Nesse meio tempo, na imobiliária, Noêmia, a secretária, é assassinada pela amante, Xavier, por ciúmes. Ele, mais tarde, mata a esposa e comete suicídio. Tudo isso às vésperas do casamento, que ocorre normalmente.

Porém, na noite anterior, aos outras filhas de Sabino, chantageiam o pai ao descobrirem um episódio do passado - que ele havia deflorado uma menina que seria a demoiselle na cerimônia, justamente a menina que ele implicara, chamando-a crualmente de "epilética" (fora justamente durante um desses ataques que ele teria abusado da moça).

No fim, o Monsenhor, que seria o padre do casamento, passa na casa de Sabino para avisar que não iria fazer discurso algum, mas diz, como um segundo Tirésias: todos devem assumir a sua lepra. E diz a Sabino: "assuma a sua lepra".

Ao descobrir que Noêmia havia sido assassinada, no último capítulo, Sabino, como um Édipo, assume a sua lepra. Existe um crime mas nao existe o algoz. Então, de forma surpreendente, como se culpado e julgando-se como tal, Sabino "assume" a autoria da morte da secretária. Mas o casamento, a despeito de tudo, acontece. Como diz um personagem do livro: "um casamento não se adia".
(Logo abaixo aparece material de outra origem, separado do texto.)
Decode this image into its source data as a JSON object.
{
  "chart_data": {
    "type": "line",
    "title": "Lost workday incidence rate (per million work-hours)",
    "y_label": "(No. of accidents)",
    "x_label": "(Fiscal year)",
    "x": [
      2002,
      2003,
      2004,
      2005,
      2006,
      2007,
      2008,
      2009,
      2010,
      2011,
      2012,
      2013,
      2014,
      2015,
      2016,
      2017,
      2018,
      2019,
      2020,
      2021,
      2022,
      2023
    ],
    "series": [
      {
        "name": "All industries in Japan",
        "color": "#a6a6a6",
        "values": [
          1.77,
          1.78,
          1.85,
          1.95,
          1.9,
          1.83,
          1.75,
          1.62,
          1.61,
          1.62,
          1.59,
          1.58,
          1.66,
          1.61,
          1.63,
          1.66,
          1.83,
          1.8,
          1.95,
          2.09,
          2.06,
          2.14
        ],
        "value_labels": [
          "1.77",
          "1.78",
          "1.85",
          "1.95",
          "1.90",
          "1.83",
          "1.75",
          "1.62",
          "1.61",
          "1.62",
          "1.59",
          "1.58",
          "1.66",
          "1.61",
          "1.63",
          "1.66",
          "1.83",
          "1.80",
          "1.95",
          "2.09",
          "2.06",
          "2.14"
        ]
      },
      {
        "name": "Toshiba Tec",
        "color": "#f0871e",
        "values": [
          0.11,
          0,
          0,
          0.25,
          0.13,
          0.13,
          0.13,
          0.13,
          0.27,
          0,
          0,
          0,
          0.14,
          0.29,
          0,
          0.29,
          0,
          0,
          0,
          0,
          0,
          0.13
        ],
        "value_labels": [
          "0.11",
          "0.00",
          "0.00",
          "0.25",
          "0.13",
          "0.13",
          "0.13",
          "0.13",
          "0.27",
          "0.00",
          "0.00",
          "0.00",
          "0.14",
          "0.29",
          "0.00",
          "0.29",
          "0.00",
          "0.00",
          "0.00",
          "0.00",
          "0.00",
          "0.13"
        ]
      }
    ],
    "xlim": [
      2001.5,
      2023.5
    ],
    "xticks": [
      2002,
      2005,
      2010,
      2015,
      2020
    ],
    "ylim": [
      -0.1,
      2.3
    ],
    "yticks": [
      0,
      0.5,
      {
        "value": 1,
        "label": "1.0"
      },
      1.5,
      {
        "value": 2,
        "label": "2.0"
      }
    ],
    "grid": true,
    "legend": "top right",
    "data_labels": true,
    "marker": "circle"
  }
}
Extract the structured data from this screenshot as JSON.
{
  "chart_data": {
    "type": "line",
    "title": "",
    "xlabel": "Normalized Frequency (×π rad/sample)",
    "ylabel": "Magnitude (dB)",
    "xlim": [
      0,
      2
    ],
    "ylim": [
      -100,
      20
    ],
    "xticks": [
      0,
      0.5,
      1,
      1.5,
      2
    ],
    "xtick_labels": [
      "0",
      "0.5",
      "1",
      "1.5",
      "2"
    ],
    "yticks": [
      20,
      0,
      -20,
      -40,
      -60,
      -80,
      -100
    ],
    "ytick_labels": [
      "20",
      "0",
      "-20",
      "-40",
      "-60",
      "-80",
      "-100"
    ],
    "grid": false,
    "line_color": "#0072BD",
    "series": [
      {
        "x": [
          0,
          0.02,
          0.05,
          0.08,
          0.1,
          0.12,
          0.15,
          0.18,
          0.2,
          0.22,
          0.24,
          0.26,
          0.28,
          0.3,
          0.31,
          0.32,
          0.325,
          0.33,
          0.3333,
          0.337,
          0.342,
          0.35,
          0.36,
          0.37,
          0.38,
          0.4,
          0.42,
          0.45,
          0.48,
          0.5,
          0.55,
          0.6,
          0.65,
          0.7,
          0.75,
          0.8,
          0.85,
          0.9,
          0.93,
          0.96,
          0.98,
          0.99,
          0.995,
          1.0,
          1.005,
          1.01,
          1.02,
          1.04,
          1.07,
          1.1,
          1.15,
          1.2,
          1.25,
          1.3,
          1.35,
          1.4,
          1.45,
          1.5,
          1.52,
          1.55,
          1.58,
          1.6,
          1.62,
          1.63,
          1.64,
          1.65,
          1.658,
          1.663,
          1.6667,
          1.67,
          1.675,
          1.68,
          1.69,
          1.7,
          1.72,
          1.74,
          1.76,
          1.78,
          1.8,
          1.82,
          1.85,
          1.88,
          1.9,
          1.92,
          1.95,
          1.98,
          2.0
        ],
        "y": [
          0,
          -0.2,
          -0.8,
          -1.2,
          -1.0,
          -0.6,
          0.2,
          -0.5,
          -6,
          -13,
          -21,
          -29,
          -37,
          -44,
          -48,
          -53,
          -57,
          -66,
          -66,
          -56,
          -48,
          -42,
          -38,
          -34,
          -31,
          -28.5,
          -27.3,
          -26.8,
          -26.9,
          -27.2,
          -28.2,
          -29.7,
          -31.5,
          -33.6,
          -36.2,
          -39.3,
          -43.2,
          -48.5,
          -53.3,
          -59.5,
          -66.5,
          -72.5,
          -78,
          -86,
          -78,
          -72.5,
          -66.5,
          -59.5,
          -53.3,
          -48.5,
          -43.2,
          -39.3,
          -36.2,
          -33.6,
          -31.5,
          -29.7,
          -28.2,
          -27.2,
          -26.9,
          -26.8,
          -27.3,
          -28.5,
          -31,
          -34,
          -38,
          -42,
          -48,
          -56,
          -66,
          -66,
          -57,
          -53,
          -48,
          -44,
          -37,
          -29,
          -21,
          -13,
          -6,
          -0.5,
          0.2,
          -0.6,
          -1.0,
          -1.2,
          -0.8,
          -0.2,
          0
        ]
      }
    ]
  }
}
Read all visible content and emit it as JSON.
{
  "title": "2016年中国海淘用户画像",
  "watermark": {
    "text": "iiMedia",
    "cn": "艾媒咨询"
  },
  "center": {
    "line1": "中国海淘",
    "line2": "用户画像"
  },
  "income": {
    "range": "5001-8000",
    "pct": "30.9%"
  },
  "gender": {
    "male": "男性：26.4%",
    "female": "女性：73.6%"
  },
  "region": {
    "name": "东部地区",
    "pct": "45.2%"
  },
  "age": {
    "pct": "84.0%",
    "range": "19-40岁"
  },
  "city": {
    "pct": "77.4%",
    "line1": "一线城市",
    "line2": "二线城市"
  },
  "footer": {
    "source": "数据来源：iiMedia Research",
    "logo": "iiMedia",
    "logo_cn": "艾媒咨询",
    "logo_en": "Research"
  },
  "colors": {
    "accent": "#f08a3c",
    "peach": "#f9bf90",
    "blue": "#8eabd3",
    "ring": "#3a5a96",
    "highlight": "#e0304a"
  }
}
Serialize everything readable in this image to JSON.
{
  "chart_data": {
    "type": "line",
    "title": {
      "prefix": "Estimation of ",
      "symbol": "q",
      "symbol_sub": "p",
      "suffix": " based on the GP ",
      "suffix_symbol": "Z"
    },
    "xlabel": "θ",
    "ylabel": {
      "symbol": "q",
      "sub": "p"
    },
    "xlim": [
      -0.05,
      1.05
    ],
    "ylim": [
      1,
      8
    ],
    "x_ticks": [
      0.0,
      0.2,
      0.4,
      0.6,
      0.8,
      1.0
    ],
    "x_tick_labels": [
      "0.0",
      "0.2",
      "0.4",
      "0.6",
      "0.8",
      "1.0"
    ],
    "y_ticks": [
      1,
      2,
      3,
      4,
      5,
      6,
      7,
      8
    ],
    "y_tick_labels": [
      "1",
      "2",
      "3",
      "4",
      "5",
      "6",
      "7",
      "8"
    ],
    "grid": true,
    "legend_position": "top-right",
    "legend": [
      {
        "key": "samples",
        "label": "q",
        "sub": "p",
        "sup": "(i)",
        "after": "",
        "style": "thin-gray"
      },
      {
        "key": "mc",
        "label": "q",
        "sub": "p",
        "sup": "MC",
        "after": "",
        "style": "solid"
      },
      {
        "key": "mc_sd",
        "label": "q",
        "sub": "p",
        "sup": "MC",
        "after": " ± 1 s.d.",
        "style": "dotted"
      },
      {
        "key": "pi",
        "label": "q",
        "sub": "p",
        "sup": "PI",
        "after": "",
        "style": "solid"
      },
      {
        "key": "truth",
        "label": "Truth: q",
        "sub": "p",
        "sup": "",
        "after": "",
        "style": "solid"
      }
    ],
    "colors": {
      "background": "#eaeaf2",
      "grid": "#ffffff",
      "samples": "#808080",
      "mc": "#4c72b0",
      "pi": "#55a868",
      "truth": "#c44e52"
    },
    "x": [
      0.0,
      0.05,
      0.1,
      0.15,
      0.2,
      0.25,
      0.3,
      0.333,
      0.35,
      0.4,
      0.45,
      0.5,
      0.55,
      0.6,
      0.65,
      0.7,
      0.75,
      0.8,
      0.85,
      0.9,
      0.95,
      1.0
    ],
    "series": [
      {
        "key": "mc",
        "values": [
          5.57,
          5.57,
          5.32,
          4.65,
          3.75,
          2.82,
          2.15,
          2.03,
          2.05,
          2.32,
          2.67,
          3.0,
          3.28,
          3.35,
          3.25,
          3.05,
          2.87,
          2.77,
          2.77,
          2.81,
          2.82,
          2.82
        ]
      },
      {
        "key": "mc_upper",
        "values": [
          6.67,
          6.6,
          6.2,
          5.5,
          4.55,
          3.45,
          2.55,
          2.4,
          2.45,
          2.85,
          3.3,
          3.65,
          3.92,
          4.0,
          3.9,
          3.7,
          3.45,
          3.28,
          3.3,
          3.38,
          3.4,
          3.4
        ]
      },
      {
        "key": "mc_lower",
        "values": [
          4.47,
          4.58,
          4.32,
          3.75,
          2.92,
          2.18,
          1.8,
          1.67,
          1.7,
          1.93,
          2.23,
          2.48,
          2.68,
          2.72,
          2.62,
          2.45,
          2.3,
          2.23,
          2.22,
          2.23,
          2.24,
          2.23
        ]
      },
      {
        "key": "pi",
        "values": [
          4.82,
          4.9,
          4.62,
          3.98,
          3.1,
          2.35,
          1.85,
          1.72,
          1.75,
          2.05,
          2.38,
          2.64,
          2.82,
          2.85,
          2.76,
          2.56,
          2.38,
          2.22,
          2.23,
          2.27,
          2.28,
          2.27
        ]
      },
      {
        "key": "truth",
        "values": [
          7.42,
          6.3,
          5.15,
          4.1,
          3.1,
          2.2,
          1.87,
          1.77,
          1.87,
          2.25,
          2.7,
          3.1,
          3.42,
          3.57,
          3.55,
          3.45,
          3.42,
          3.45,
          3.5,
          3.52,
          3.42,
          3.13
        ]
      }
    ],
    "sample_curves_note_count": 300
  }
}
Sabino aqui parece funcionar como uma espécie de criminoso retroativo. Ao contrário de Édipo, ele não é o assassino de fato (como de fato já havia Sábato Magaldi analisado a forma como Nelson Rodrigues resolvia certas questões da tragédia onde não existia nessecariamente a mão de uma maldição de família ou do destino) mas decide, no fim das contas, escolher um falso cadafalso para onde possa finalmente expiar sua culpa ou, como diz o Monsenhor, assumir a sua lepra.